サンタフェのスタジオで、Girardによる精密なデザインの多くを形にしたのは、熟練した職人そして大工でもあるDocでした。彼は、非常に優れた才能と意欲を持った賢い職人で、Girardの創造的探求の実現をサポートした、有能なアシスタントの一人でした。Girardは、スタジオに多数の社員を雇うのではなく、少数精鋭で優秀な人材を確保して、彼らの才能を最大限に活用していました。Girardの家具の製品ラインのプレス写真を撮影するために、Herman Millerからニューヨークの写真家が派遣されてきた際は、GirardはDocとともにスタジオの外に大きな光溢れるテントを設けて、そこに家具を配置しました。さらにGirardは、この撮影のためにHerman Millerがまだ手掛けていないラグにまで構想を広げていました。Docに依頼して地元のショップからカーペットの端切れを集め、その中から黄褐色、茶色、黒の色調の端切れを選び、Docがそれを約3.8cmにカットしてGirardが考案したパターンに沿って大きな合板に接着しました。その結果、フェイクとはいえ、圧倒的な存在感を放つ美しいラグが出来上がりました。
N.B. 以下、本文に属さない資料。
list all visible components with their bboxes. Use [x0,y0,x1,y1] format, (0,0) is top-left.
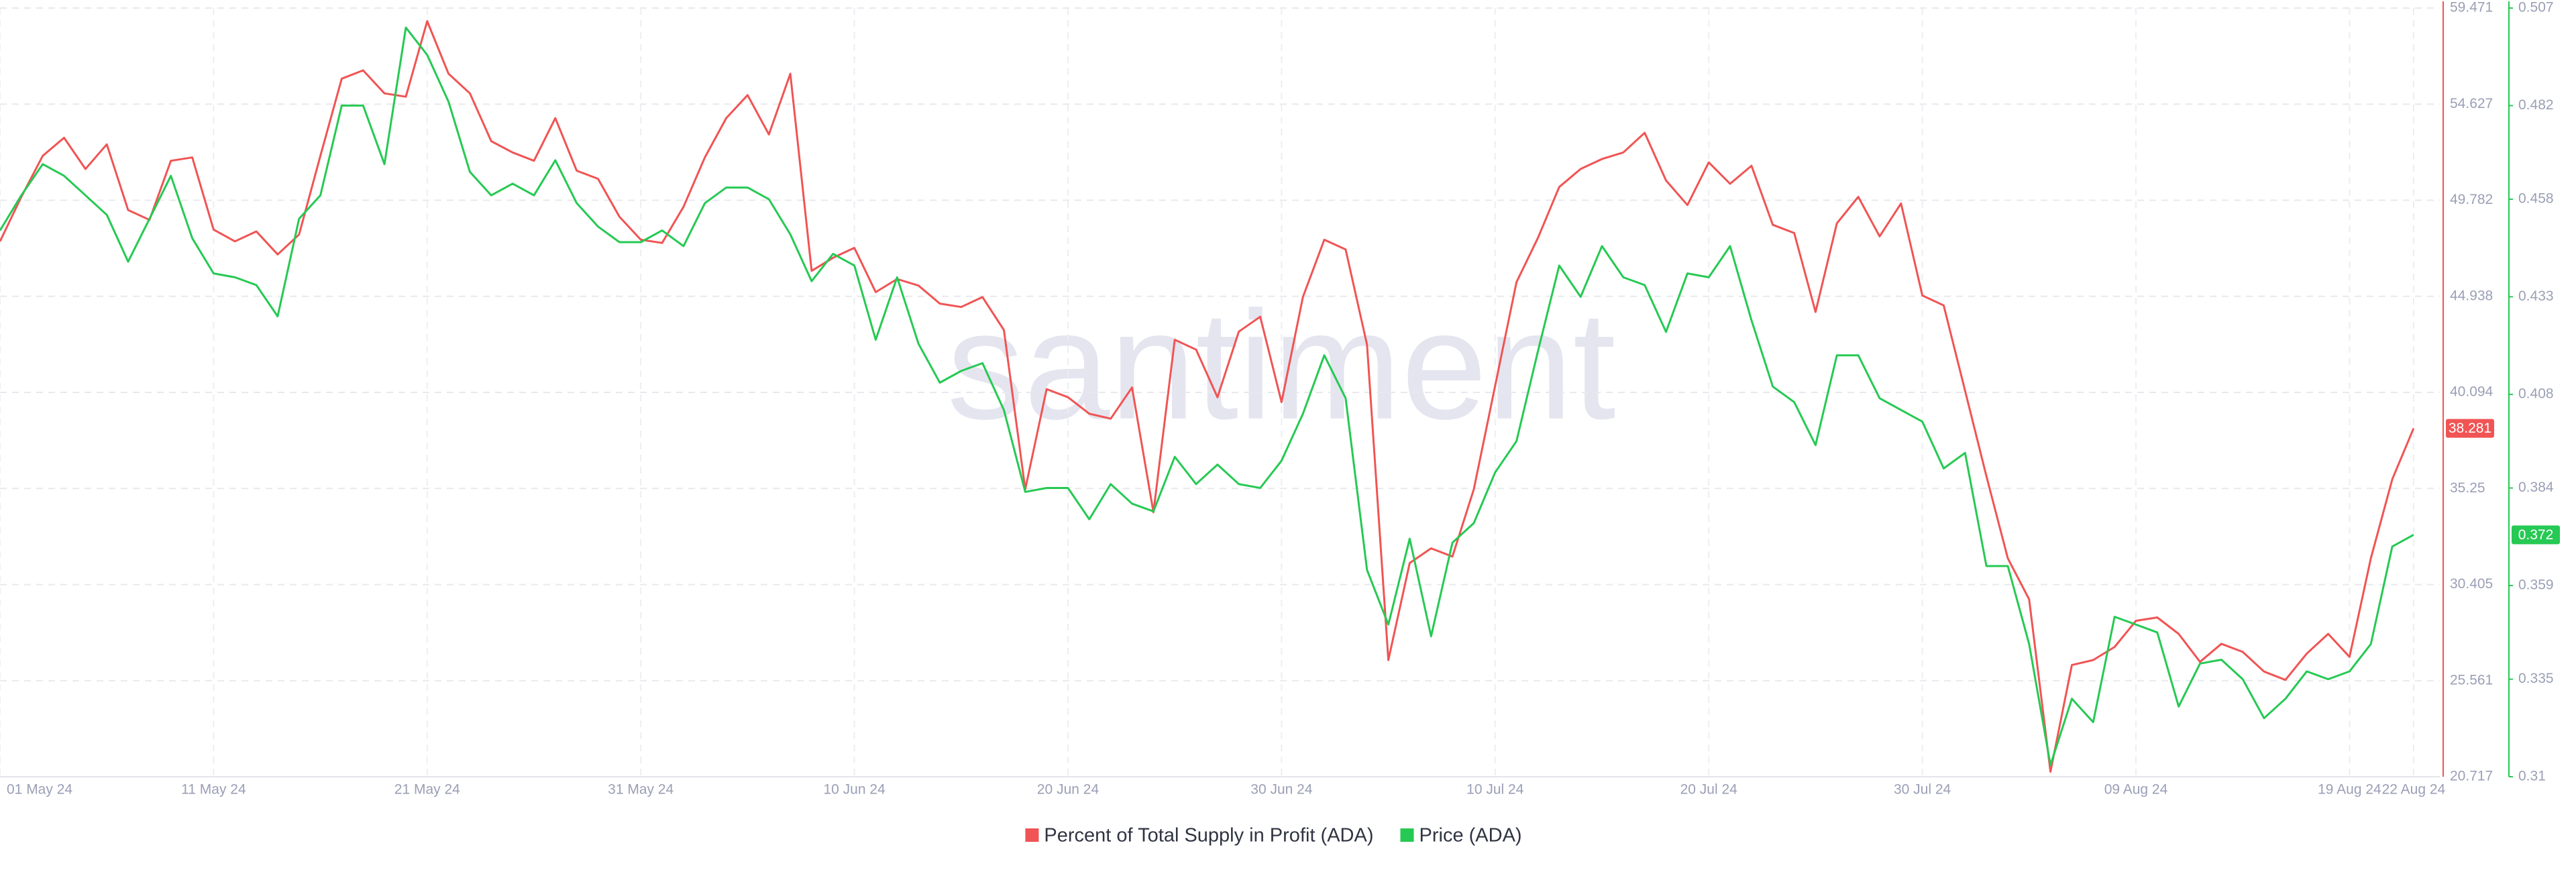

Girardは、1940年代にミシガン州グロースポワントの人々のグループを2つのスケールで撮影し、印刷して切り取り、3Dモデルに組み込みました。
また、Girardはこの写真に時計を含めるというアイデアも思い付きました。彼は典型的なデスクトップのフリップ時計を選びましたが、セットの大きさに見合うように約122cmの高さのスタンドに取り付けました。さらにユニークさを演出するために、GirardはDocに複雑なカバーの作成を打診し、肉屋で材料となる大きな牛の骨を買ってくるよう依頼したのです。Docは、買ってきた骨を煮込んで柔らかくし、非常に薄くかつ正確にスライスしました。そして、この薄片をおよそ2.5cm四方の大きさにカットして、時計を囲むように注意深く接着し、かすかな質感のある骨のモザイクを作り上げました。なんとも面白いものが完成し、ほとんどの人は気付かなかったのですが、Girardは非常に満足していました。アシスタントのTaniはこの出来事について、「その時計が使われたのは、このとき1回限りでした。そして、ページに掲載されたのは、わずか6mmという小さなスペースだったのです。彼は、こうした細部に信じられないほどのこだわりを持っていたのです」と振り返りました。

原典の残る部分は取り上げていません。